In a column in the New York Times yesterday, Tyler Cowen suggested that it’s Americans’ lack of trust in government, which has been steadily eroding over recent decades. And he is certainly right that Americans are distrustful of their government. Approval ratings have been hitting record lows lately. In November, Congress was less popular than the IRS, lawyers and BP during the oil spill, and it was tied with Hugo Chávez.
But is that what’s driving cuts in the public sector workforce? Cowen thinks so. He writes:
State and local governments are controlled by politicians and, indirectly, by voters. And for better or worse, those voters have lost faith in the social returns of these jobs and our ability to afford them. The voters have responded by looking to cut expenses, and they’ve chosen state and local government employment as a target.

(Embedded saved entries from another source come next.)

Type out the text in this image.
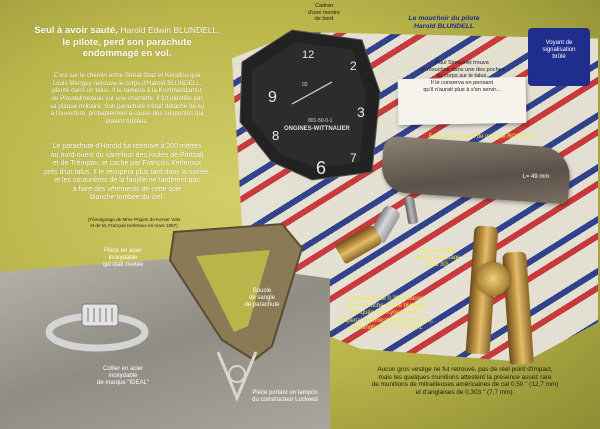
Seul à avoir sauté, Harold Edwin BLUNDELL,
le pilote, perd son parachute
endommagé en vol.
C'est sur le chemin entre Stréat Glaz et Kerallou que
Louis Menguy retrouva le corps d'Harold BLUNDELL,
planté dans un talus. Il le ramena à la Kommandantur
de Ploudalmézeau sur une charrette. Il fut identifié par
sa plaque militaire. Son parachute s'était détaché de lui
à l'ouverture, probablement à cause des suspentes qui
étaient brûlées.
Le parachute d'Harold fut retrouvé à 200 mètres
au nord-ouest du carrefour des routes de Portsall
et de Trémpan, et caché par François Kerleroux
près d'un talus. Il le récupéra plus tard dans la soirée,
et les couturières de la famille ne tardèrent pas
à faire des vêtements de cette soie
blanche tombée du ciel.
(Témoignage de Mme Prigent de Kerver Vras
et de M. François Kerleroux en mars 1997)
9
12
2
3
8
6 7
02
801-50-0-1
ONGINES-WITTNAUER
Cadran
d'une montre
de bord	Le mouchoir du pilote
Harold BLUNDELL
Voyant de
signalisation
brûlé
Paul Simounet trouva
ce mouchoir dans une des poches
du corps sur le talus.
Il le conserva en pensant
qu'il n'aurait plus à s'en servir...
Fond d'un briquet de marque RONSON
L= 49 mm
Ogive, douille
et son marquage
(Cal 30)
Cartouches de 0,303 pouces,
une cartouche contre blindage
fabriquée par Kynoch & Co.
(Imperial Chemical Industries, Ltd.),
(Birmingham, U.K. en 1941
Pièce en acier
inoxydable
qui était rivetée
Collier en acier
inoxydable
de marque "IDEAL"
Boucle
de sangle
de parachute
Pièce portant un tampon
du constructeur Lockeed
Aucun gros vestige ne fut retrouvé, pas de réel point d'impact,
mais les quelques munitions attestent la présence assez rare
de munitions de mitrailleuses américaines de cal 0,50 " (12,7 mm)
et d'anglaises de 0,303 " (7,7 mm).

It may be true that many voters are showing support for cutting public workers’ benefits. But the job losses, as shown by research my colleague Mike Konczal and I conducted, are a result of the ultraconservative agendas carried in by the Republicans who took over state legislatures in 2010. These job cuts are not happening across the board; they’re clustered in a small handful of red states. The eleven that went Republican in the 2010 midterms—Alabama, Indiana, Maine, Michigan, Minnesota, Montana, New Hampshire, North Carolina, Ohio, Pennsylvania and Wisconsin—were responsible for 40 percent of public sector job losses last year. Add in the massive red state of Texas and we can account for almost three-quarters of all the layoffs. All other states lost a far lower percent of their government workers: just about half of their payrolls, on average.
True, voters put these lawmakers in office. But one has only to look at the tight race Scott Walker was forced to run merely to keep his job to see the ire his attack on public workers in Wisconsin has provoked. Voters may have thrown the incumbent bums out because of a crappy economy in 2010, but if Wisconsin shows us anything, it’s that voters weren’t asking lawmakers to ram through ideological agendas that have the potential to make the economy worse.